Monday, Apr. 07, 1930

Raskob's Turn

Democratic delight at having put Claudius Hart Huston. Chairman of the Republican National Committee and President Hoover's friend, into a bad hole by exposing his stock trading on lobby funds, began to diminish last week (TIME. March 31). The reason: Republicans were actively on the move to put John Jacob Raskob, Chairman of the Democratic National Committee, in almost the same hole. If both party leaders were thus beclouded, the political score would be evened.

The Senate Lobby Committee had supplied Democrats with the machinery for discrediting Mr. Huston. Indiana's Republican Senator Arthur Raymond Robinson, a lobby chaser, a Huston friend, announced his intention of summoning Mr. Raskob before the same committee and interrogating him sharply as to his contributions to the association against the 18th Amendment and his activities in behalf of Wet legislation. For months the Democratic hue and cry against Mr. Raskob as a Wet Catholic has been quiescent. Party leaders have tried to forget Prohibition, to weld the wings of Democracy together again for the 1930 campaign. Shrewd Republican politicians saw the advantages in breaking the rival party once more by the simple method of putting Mr.

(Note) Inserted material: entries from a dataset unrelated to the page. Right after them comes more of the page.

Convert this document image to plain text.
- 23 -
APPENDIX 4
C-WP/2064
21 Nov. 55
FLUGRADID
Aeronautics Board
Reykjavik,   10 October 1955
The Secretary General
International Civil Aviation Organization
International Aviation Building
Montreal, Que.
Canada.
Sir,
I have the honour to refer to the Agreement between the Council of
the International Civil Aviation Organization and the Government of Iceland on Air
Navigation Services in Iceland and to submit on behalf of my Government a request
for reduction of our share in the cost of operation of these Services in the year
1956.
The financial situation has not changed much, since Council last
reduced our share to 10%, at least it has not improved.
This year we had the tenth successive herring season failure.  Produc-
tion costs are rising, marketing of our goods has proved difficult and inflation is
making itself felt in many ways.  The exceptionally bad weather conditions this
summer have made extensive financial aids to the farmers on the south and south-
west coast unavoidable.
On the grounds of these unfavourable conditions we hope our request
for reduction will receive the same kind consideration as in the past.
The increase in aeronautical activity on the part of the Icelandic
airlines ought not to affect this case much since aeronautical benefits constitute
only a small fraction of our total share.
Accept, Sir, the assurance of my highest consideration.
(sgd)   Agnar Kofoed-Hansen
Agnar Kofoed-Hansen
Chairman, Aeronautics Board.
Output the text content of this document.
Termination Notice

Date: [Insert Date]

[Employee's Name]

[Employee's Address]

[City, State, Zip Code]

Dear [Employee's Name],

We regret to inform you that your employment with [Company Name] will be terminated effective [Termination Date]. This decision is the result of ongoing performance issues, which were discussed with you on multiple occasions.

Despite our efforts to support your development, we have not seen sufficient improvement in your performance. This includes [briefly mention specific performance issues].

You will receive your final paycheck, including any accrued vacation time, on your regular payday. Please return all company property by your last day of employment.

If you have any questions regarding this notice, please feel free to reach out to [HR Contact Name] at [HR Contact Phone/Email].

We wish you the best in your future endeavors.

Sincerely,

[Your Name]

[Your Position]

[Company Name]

Raskob into the lobby spotlight, examining him on Prohibition. Even if he has done no lobbying, his appearance before the Committee would serve to remind Dry Democrats throughout the land that they still had a Wet leader, to rekindle the old fires which gutted the party homestead in 1928.

Meanwhile Mr. Huston clung stubbornly to his chairmanship. His friends implored him to resign for the party's good, which he vehemently refused to do. He kept far away from the White House, perhaps lest President Hoover see him, demand his resignation. In the Senate, Democrats primed their fowling pieces to blaze away at Mr. Huston when Muscle Shoals legislation, on which he had lobbied, came up there this week.

When Joseph Randolph Nutt, Treasurer of the Republican National Committee, resigned his post as President of the Cleveland Union Trust Co., Washington bubbled with reports that he was preparing to step into Mr. Huston's place at the head of the committee. What gave substance to this rumor was the high favor in which Mr. Nutt is held by all factions of the G. O. P. A peerless campaign cash collector, a potent businessman of discretion and sense, Treasurer Nutt conferred long and feelingly with President Hoover a fortnight ago about Mr. Huston's predicament and the possible reluctance of Big Business to contribute to G. O. P. campaigns under the Huston leadership.